Bridge used by Bonnie Prince Charlie opens after £200k revamp

NEW LOOK: Councillor Vaughan Moody and the council's bridge engineer, James McVey, are pictured on the revamped bridge.
NEW LOOK: Councillor Vaughan Moody and the council's bridge engineer, James McVey, are pictured on the revamped bridge.

MAJOR work on a historic bridge – which caused major disruption in a busy part of Kirkintilloch – has now been completed.

The £200,000 project to restore Eastside Bridge, which dates back to 1715, involved months of roadworks.

The engineering project involved strengthening the footways as well as structural and painting work.

The crowning glory of the bridge is newly fitted ornate street lighting lamps – which make it stand out for all to see and are in keeping with the bridge’s history.

Four cast-iron lamp standards on the bridge are the only surviving local examples of the town’s first foundry - the Kirkintilloch Foundry.

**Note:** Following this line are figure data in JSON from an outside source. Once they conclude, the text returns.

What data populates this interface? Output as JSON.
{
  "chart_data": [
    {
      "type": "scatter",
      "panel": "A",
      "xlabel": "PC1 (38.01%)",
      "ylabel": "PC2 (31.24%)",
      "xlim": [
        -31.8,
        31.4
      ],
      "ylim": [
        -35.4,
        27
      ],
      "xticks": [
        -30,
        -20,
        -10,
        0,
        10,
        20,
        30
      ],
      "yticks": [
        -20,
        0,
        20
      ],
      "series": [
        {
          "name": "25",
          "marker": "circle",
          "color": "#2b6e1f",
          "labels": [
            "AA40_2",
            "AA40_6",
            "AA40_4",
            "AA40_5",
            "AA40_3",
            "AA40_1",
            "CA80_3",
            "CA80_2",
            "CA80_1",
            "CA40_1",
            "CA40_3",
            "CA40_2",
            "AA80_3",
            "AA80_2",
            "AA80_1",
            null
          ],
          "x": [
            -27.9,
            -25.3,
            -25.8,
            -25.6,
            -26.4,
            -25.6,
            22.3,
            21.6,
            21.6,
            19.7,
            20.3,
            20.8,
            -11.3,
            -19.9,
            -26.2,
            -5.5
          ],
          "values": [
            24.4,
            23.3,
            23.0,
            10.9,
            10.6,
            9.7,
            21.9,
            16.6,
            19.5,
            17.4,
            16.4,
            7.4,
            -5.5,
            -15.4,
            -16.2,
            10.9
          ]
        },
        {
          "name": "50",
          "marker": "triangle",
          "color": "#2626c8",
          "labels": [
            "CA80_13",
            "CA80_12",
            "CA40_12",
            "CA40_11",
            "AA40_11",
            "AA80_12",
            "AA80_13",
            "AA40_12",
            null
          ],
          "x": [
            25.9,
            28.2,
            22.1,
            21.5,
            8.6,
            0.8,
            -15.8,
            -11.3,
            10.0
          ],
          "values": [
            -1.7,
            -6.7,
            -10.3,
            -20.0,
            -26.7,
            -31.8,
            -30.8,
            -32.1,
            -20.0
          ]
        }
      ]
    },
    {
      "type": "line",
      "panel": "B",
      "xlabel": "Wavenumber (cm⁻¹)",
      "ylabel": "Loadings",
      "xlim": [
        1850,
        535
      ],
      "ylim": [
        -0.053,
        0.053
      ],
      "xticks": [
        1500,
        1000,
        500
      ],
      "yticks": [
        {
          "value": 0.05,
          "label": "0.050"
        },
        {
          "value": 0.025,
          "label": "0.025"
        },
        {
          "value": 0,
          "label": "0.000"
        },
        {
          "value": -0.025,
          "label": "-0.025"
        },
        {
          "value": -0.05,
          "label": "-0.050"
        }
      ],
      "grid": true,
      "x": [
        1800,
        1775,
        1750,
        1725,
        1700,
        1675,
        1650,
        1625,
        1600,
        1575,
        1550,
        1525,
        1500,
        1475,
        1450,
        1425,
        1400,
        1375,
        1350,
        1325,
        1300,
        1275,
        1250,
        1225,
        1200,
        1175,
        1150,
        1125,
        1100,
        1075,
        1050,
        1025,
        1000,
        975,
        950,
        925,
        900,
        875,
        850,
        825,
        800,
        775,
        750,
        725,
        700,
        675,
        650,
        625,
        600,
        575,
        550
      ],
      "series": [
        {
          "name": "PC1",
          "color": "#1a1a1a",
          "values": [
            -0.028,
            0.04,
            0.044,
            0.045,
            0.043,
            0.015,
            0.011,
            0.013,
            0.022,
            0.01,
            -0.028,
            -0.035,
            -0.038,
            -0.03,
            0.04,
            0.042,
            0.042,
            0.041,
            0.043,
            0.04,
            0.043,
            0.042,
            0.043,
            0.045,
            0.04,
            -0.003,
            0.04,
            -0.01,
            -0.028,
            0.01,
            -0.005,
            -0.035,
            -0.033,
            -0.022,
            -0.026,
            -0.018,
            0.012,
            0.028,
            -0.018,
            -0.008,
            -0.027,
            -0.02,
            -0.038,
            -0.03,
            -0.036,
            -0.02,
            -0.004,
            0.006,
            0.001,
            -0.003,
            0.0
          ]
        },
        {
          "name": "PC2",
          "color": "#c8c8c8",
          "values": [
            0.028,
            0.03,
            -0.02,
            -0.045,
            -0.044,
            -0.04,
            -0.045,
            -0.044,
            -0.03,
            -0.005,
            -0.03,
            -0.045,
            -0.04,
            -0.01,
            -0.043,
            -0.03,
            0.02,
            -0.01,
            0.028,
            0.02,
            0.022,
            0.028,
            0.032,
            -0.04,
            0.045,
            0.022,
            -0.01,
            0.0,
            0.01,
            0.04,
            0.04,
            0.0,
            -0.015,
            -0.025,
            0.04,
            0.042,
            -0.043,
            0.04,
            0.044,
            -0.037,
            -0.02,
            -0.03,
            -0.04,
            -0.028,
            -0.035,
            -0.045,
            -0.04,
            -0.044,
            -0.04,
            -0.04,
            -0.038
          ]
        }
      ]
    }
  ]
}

East Dunbartonshire Council worked in close consultation with Historic Scotland throughout the project, which cost around £200,000.

Councillor Vaughan Moody, vice convener of development and infrastructure, said: “This has been a fantastic renovation project from start to finish.

“Working closely with Historic Scotland we were mindful of the historic importance of the bridge.

“Now the bridge has had a complete renovation locals and visitors to the town will be able to see this fine bridge in all its glory.”

Work to restore Eastside Bridge has been ongoing since the start of the year. Local businesses and motorists were affected by the closure.

Some traders reported a slump in business because of the diversions put in place.

Council leader Rhondda Geekie is delighted that the work is complete.

She said: “I’m very pleased with the way it has turned out, the bridge is looking really good. It’s very historic and the work had to be done properly.

“There has been a lot of disruption for local traders and we can only apologise for this.”

Also known as Luggie Bridge, it’s category B listed and protected by Historic Scotland. There have been rumours that the bridge may once have been used by Bonnie Prince Charlie.